Cooperation and policy design

  • Designing climate policies in a way that minimizes the impact on trading partners, especially least developed countries, and avoids increasing trade costs and access barriers.
  • Enhancing global cooperation to improve access to affordable technology, financial assistance and capacity building needed for low-carbon growth in developing countries.
  • Improving coordination between government agencies and involving trade stakeholders more in the preparation of Nationally Determined Contributions under the Paris Agreement as well as National Biodiversity Strategies and Action Plans to implement The Biodiversity Plan.
  • Enhancing women’s ability to contribute to sustainable sectors and implementing gender-responsive approaches to meeting climate and environmental objectives.

Oceans economy

  • Implementing a global “Blue Deal” for sustainable ocean resource use, protecting fish stocks and marine biodiversity, and driving investment into sectors like seaweed farming and plastic substitutes.
  • Supporting the research and commercialization of non-plastic substitutes through policies and investments.
  • Accelerating the transition to low-carbon shipping with a universal regulatory framework applicable to all ships to ensure fairness.
  • Introducing a fuel levy or carbon price to make alternative fuels competitive and fund low-carbon transitions for smaller economies.

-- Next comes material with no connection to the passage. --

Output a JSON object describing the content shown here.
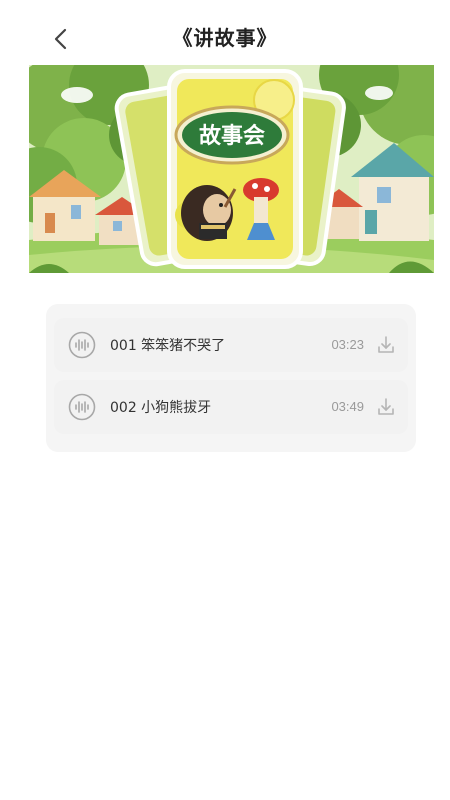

Production, distribution and consumption

  • Enhancing data collection and transparency of ICT companies' energy use and implementing energy efficiency policies in data networks.
  • Promoting circularity and sustainable product design, longer lifespans and the “right to repair.”
  • Establishing principles for the fair and sustainable production and trade of critical energy transition minerals.
  • Strengthening sustainable agricultural value chains, including food, for export in developing countries.
  • Improving supply chains and delivery logistics.

Forward together towards a more sustainable trading system

As we look to the future, aligning trade with environmental and climate goals in line with socio-economic SDGs will be a defining challenge. However, this journey is full of opportunities.

As we celebrate UN Trade and Development’s 60th anniversary, we reaffirm our commitment to helping all nations to trade sustainably.